O'Brien Travis J, Fenton Kevin, Sidahmed Alfateh, Barbour April, Harralson Arthur F
Department of Pharmacology and Physiology, George Washington University, Washington, DC 20052, USA.
Department of Biostatistics, George Washington University, Washington, DC 20052, USA.
J Pers Med. 2021 Nov 18;11(11):1226. doi: 10.3390/jpm11111226.

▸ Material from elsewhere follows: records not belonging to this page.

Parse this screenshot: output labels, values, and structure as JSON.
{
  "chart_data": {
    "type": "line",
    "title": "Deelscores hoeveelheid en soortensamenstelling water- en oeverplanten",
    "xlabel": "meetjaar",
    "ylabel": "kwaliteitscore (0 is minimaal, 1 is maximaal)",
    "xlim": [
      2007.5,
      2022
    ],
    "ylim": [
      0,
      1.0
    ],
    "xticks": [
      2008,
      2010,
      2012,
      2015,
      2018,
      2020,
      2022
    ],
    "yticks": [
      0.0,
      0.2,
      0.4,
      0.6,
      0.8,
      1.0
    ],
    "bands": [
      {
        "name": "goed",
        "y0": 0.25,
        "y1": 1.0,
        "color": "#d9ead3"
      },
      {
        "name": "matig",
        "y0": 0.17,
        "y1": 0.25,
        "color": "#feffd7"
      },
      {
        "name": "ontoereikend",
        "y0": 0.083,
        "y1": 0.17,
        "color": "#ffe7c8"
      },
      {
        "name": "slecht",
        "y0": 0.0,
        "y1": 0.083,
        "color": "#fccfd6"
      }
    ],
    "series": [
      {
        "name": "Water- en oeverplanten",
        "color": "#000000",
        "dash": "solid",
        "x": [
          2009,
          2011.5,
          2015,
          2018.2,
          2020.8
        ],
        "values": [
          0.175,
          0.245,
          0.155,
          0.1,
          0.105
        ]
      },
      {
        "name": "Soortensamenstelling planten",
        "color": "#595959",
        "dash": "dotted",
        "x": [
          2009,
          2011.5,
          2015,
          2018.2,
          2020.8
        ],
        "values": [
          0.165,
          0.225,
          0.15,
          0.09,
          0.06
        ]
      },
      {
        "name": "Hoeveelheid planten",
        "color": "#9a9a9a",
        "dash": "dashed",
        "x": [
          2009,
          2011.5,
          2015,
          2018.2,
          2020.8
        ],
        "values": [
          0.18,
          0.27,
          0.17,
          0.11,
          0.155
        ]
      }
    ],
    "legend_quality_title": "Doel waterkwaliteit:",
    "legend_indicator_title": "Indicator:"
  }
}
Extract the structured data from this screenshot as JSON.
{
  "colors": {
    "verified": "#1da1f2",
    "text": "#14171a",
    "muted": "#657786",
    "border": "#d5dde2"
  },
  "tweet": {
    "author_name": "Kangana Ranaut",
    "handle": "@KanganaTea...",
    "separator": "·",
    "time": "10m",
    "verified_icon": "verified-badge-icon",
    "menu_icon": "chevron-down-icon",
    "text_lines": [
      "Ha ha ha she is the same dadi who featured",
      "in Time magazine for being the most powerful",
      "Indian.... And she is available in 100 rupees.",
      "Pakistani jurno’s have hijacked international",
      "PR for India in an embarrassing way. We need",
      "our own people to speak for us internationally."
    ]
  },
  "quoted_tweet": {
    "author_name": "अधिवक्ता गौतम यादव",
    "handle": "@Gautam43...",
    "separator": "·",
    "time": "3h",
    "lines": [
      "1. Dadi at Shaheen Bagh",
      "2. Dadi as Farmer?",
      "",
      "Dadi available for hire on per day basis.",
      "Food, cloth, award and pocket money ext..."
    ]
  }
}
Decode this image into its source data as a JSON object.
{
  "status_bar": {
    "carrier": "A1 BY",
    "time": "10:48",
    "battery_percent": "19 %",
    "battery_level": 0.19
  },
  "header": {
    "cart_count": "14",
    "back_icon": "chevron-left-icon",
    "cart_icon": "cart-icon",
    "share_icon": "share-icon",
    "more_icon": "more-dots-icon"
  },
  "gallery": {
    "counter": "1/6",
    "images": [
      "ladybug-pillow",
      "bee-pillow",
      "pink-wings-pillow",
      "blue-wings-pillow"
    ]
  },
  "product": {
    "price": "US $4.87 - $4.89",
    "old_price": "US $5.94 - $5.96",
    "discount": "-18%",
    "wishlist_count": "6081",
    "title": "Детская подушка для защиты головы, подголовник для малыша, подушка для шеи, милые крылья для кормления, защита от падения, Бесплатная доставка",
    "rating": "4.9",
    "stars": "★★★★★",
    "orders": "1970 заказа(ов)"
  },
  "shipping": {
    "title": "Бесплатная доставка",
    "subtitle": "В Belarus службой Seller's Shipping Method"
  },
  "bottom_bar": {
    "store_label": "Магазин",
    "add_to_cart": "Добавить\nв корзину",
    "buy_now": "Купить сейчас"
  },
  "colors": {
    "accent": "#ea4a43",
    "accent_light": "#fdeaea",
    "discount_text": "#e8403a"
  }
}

The Clinical Pharmacogenetics Implementation Consortium (CPIC) establishes evidence-based guidelines for utilizing pharmacogenetic information for certain priority drugs. Warfarin, clopidogrel and simvastatin are cardiovascular drugs that carry strong prescribing guidance by CPIC. The respective pharmacogenes for each of these drugs exhibit considerable variability amongst different ethnic/ancestral/racial populations. Race and ethnicity are commonly employed as surrogate biomarkers in clinical practice and can be found in many prescribing guidelines. This is controversial due to the large variability that exists amongst different racial/ethnic groups, lack of detailed ethnic information and the broad geographic categorization of racial groups. Using a retrospective analysis of electronic health records (EHR), we sought to determine the degree to which self-reported race/ethnicity contributed to the probability of adverse drug reactions for these drugs. All models used individuals self-reporting as White as the comparison group. The majority of apparent associations between different racial groups and drug toxicity observed in the "race only" model failed to remain significant when we corrected for covariates. We did observe self-identified Asian race as a significant predictor ( = 0.016) for warfarin hemorrhagic events in all models. In addition, patients identifying as either Black/African-American ( = 0.001) or Other/Multiple race ( = 0.019) had a lower probability of reporting an adverse reaction than White individuals while on simvastatin even after correcting for other covariates. In both instances where race/ethnicity was predictive of drug toxicity (i.e., warfarin, simvastatin), the findings are consistent with the known global variability in the pharmacogenes described in the CPIC guidelines for these medications. These results confirm that the reliability of using self-identified race/ethnic information extracted from EHRs as a predictor of adverse drug reactions is likely limited to situations where the genes influencing drug toxicity display large, distinct ethnogeographic variability.
临床药物基因组学实施联盟(CPIC)制定了基于证据的指南,用于将药物基因组学信息应用于某些重点药物。华法林、氯吡格雷和辛伐他汀是心血管药物,CPIC为其提供了强有力的处方指导。这些药物各自的药物基因在不同种族/祖先/人种群体中表现出相当大的变异性。种族和民族在临床实践中通常被用作替代生物标志物,并且在许多处方指南中都能找到。由于不同种族/民族群体之间存在很大变异性、缺乏详细的种族信息以及种族群体的广泛地理分类,这一点存在争议。通过对电子健康记录(EHR)进行回顾性分析,我们试图确定自我报告的种族/民族在多大程度上导致了这些药物发生药物不良反应的可能性。所有模型均以自我报告为白人的个体作为对照组。在“仅种族”模型中观察到的不同种族群体与药物毒性之间的大多数明显关联,在我们校正协变量后不再显著。在所有模型中,我们确实观察到自我认定为亚洲种族是华法林出血事件的显著预测因素(P = 0.016)。此外,即使在校正其他协变量后,自我认定为黑人/非裔美国人(P = 0.001)或其他/多种族(P = 0.019)的患者在服用辛伐他汀时报告不良反应的可能性低于白人个体。在种族/民族可预测药物毒性的两种情况下(即华法林、辛伐他汀),研究结果与CPIC针对这些药物的指南中描述的药物基因已知的全球变异性一致。这些结果证实,从电子健康记录中提取的自我认定的种族/民族信息作为药物不良反应预测指标的可靠性可能仅限于影响药物毒性的基因表现出大的、明显的种族地理变异性的情况。